Катарина уже все перепробовала, но ни отвлечь, ни успокоить Жуку так и не сумела.
Жука покорно позволила себя умыть и переодеть и даже съела стаканчик йогурта и полвафли, но так при этом плакала, что Катарина чувствовала себя убийцей.
– Жукиня, зайчик мой! – Катарина уже сама чуть не плачет. – Ну скажи, что с тобой? Какое синенькое тебе нужно? Скажи, я тебе его дам!
Жука мотает головой, разбрызгивая слезы.
– Ты не дашь!!! Оно пропало!!!
В одиннадцать Катарина не выдержала и позвонила тете Дионизии.
– Да ребенок же заболевает! – закричала тетя Дионизия, и Катарина почти увидела ее трагически вздернутые брови и раздувающиеся ноздри. – Ты хотя бы догадалась смерить ей температуру?!
Тетя Дионизия считала Катарину никудышной матерью и не скрывала этого.
– Когда-нибудь ты уморишь бедную крошку, – говорила она, сидя у Катарины на кухне и звучно прихлебывая полезный тизан [50] из Катарининой чашки в маках. Тизаны тетя Дионизия заваривала сама и всегда носила с собой в пузатеньком термосе.
50
Тизан – травяной настой или отвар.
Катарина прижимает губы ко лбу плачущей Жуки. Лоб холодный и немного влажный.
– Нет у нее температуры, – говорит Катарина в трубку.
– Это ничего не значит, – недовольно отвечает тетя Дионизия. – Немедленно веди ребенка к врачу! Или я сама ее поведу!
– Синенькое! – рыдает Жука, уткнувшись Катарине в колени.
В поликлинике Жука плакала вначале совсем тихонечко, потом все громче и громче, потом упала на пол и заколотила по нему кулаками. Люди в очереди косились неодобрительно.

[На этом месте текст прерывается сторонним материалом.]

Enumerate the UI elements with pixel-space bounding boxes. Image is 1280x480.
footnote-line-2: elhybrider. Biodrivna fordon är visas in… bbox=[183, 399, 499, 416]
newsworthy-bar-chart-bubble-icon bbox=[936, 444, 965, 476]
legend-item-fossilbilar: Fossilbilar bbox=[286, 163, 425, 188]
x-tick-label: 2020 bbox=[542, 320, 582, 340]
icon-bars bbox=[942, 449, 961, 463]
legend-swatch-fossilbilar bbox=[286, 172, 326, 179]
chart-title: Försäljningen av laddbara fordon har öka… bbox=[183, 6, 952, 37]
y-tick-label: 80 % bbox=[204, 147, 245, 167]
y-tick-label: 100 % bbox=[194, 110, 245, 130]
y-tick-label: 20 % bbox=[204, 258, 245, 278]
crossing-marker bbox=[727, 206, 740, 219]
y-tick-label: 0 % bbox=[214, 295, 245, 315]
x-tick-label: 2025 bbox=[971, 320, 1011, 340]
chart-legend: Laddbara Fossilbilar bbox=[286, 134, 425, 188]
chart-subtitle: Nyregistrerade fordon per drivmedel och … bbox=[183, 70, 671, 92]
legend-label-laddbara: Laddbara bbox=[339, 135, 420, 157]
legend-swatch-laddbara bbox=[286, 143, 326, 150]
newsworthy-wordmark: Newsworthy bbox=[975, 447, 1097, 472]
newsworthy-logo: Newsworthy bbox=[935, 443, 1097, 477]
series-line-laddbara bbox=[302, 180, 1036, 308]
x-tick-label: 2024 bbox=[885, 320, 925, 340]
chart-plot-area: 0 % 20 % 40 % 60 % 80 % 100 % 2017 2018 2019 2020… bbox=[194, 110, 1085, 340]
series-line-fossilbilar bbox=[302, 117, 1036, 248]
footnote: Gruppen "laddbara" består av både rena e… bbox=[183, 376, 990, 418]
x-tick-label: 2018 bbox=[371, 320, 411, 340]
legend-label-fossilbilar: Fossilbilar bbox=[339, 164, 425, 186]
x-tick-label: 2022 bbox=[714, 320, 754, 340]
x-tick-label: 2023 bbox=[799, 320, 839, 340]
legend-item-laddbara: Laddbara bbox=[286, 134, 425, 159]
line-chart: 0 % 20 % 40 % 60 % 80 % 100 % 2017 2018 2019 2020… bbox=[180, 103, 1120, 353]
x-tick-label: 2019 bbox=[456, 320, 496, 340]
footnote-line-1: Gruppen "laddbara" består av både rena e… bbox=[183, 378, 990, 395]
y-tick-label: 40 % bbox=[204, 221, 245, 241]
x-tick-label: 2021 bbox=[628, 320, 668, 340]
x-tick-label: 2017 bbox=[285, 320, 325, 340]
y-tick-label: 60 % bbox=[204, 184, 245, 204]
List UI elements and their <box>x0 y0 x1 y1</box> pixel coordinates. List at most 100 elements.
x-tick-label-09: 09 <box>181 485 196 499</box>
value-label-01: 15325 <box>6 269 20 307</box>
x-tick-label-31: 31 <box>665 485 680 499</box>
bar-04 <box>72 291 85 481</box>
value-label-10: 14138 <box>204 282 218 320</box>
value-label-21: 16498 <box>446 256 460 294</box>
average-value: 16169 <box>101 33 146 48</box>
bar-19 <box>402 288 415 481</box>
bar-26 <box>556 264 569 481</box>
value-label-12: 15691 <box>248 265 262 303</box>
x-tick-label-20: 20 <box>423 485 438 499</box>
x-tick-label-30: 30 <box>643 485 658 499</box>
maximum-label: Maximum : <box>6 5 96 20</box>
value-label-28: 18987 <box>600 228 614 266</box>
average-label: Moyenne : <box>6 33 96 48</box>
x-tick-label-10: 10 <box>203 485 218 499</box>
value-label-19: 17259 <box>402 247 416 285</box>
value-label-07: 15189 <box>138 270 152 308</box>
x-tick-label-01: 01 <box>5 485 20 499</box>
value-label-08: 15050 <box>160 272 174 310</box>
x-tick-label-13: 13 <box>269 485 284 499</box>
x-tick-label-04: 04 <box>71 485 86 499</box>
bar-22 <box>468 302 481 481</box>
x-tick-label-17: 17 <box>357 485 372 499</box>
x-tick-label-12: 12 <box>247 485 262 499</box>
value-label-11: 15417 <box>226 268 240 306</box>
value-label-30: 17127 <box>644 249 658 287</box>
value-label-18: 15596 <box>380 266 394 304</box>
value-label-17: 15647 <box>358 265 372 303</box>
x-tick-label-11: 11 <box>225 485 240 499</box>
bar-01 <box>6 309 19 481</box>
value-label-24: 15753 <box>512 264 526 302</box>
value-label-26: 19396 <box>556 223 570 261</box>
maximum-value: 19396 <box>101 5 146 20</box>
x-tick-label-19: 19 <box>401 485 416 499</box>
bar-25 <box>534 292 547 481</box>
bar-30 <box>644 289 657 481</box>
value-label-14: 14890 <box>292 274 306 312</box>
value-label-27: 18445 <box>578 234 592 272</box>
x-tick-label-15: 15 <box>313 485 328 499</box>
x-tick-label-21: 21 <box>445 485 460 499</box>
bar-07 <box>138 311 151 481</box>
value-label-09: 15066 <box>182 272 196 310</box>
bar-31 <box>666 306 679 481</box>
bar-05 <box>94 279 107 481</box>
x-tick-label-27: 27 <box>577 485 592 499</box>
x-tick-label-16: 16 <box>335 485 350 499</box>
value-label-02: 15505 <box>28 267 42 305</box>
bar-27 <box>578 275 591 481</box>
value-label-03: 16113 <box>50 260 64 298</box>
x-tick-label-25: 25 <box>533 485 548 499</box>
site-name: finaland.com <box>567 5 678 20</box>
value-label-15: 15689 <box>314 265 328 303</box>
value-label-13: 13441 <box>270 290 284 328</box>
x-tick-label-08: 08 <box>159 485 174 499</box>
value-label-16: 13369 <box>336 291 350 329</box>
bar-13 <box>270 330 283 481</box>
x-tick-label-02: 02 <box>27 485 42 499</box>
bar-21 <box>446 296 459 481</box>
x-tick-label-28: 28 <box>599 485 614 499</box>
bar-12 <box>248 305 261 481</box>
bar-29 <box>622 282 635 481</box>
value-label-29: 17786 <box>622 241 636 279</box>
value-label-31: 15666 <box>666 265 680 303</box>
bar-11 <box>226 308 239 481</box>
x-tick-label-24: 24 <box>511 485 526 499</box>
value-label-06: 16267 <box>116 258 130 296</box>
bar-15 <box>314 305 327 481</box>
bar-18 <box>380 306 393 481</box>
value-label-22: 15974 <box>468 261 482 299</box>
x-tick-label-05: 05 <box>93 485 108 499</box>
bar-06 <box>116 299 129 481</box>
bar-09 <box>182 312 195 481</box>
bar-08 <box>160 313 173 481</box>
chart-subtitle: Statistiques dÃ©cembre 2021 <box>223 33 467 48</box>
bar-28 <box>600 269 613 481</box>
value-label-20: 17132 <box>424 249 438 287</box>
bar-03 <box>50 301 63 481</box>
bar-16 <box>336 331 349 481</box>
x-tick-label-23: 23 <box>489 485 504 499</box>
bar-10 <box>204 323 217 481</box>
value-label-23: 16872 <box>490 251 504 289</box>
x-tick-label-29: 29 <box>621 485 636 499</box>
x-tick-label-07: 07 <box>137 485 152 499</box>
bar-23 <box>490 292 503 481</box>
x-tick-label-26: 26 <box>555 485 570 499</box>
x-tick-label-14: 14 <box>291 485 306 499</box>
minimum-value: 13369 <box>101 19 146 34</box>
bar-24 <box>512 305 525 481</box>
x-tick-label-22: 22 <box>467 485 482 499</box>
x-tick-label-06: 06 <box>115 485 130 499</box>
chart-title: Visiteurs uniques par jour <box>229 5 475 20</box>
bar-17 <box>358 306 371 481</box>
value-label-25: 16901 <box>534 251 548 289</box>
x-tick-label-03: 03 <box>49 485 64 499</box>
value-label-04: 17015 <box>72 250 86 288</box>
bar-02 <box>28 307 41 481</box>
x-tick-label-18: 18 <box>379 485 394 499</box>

Катарине захотелось оставить Жуку и сбежать.
– А вот где у меня мешок? – говорит неопрятная старуха в грязной юбке с надорванным кое-где подолом. У старухи только один зуб – длинный, как бивень, покрытый неприятным зеленоватым налетом.
Жука даже не поворачивается в ее сторону. Ей абсолютно все равно, где у неопрятной старухи мешок.
– Си-нень-ко-е! – кричит она сквозь слезы. – Си-нень-ко-е!
– Если бы ты была моей дочкой, ты бы у меня уже получила! – шипит старуха.
Катарина чувствует, что с нее хватит.
– Если вы скажете еще одно слово моему ребенку, я вас ударю, – говорит она.
До врача так и не дошли. Жука вдруг встала с пола, тщательно отряхнулась и помчалась к выходу, заливаясь слезами. Катарина поймала ее уже в холле, но обратно тащить не стала. Жука – устала что ли? – покорно дала руку и больше не убегала, и даже кричать перестала, только всхлипывала жалобно и бормотала про синенькое, которое пропало.